I think progressives would be happier with the market if it came with a guaranteed income: the idea of inclusively deciding what we value by individually deciding what we'll spend money on would be more persuasive to them if people reliably had money to spend. This also may be a privilege problem for them more than it's a capitalism problem.

I think you're right about this, but progressives are also (intermittently, and usually whilst thinking of someone else) very upset that some people have more money than others do.

They're upset that some people get by just fine on a given amount of money while others struggle on incomes well above the median.
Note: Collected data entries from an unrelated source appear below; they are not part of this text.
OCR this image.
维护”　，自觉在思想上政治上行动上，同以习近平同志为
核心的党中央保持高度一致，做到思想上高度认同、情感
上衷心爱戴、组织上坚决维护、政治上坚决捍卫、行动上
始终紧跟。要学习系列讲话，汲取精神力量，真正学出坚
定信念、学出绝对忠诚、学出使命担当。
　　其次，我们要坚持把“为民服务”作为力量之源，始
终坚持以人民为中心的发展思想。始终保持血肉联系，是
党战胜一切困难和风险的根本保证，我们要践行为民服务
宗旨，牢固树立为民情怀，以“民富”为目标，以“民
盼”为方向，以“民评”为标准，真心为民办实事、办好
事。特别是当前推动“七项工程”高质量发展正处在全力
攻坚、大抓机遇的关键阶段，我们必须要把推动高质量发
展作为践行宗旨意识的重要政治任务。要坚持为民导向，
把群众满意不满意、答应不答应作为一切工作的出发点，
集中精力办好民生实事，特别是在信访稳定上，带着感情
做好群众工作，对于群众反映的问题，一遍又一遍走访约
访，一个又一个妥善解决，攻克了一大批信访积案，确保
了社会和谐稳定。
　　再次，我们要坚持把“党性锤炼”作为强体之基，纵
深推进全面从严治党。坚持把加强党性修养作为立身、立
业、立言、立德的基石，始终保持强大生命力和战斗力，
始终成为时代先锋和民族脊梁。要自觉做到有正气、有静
IOW, they're unhappy about the consequences of poor choices made by free individuals, along with being unhappy that some people work harder, are naturally more talented or have better people skills, etc.

I used to love the phrase "outcome-based education" because outcomes are really what progressives want to control. If only they could find a way to render thrift, foresight, industriousness, virtue, responsibility, etc. totally irrelevant...

Grim said...

OK, well, "happier with" rather than "completely happy with." :) But jealousy is a longstanding problem in human society: that's why so many of those Ten Commandments talk about coveting.

As someone I was reading recently pointed out, you're already forbidden to commit adultery well before we get a commandment not to covet the neighbor's wife. This isn't just a restatement of the claim that you shouldn't actually have sex with her, or actually try not to steal her for yourself. It's the jealousy that's the problem, way before there were 'progressives.'

Texan99 said...

So in this context, progressivism would be about redistributing someone else's wife, because envy is the approved social response to unequal possessions. How could we be heartless enough to deny people a wife?

Cass said...

That's why progressivism is so successful, destructive, and difficult to refute: it feeds a natural human tendency to overstate how much everyone else has, relative to what you have.

It feeds discontent and resentment.

Grim said...

You know, Tex, the place to look for that is China. Thanks to the One Child policy, which has led to massive-scale sex selective abortions (and outright infanticide), there is now a generation for whom there just are not enough wives. It'll be interesting to see how the Communist government handles the social tensions arising from that, although I suspect the answer is: corruptly.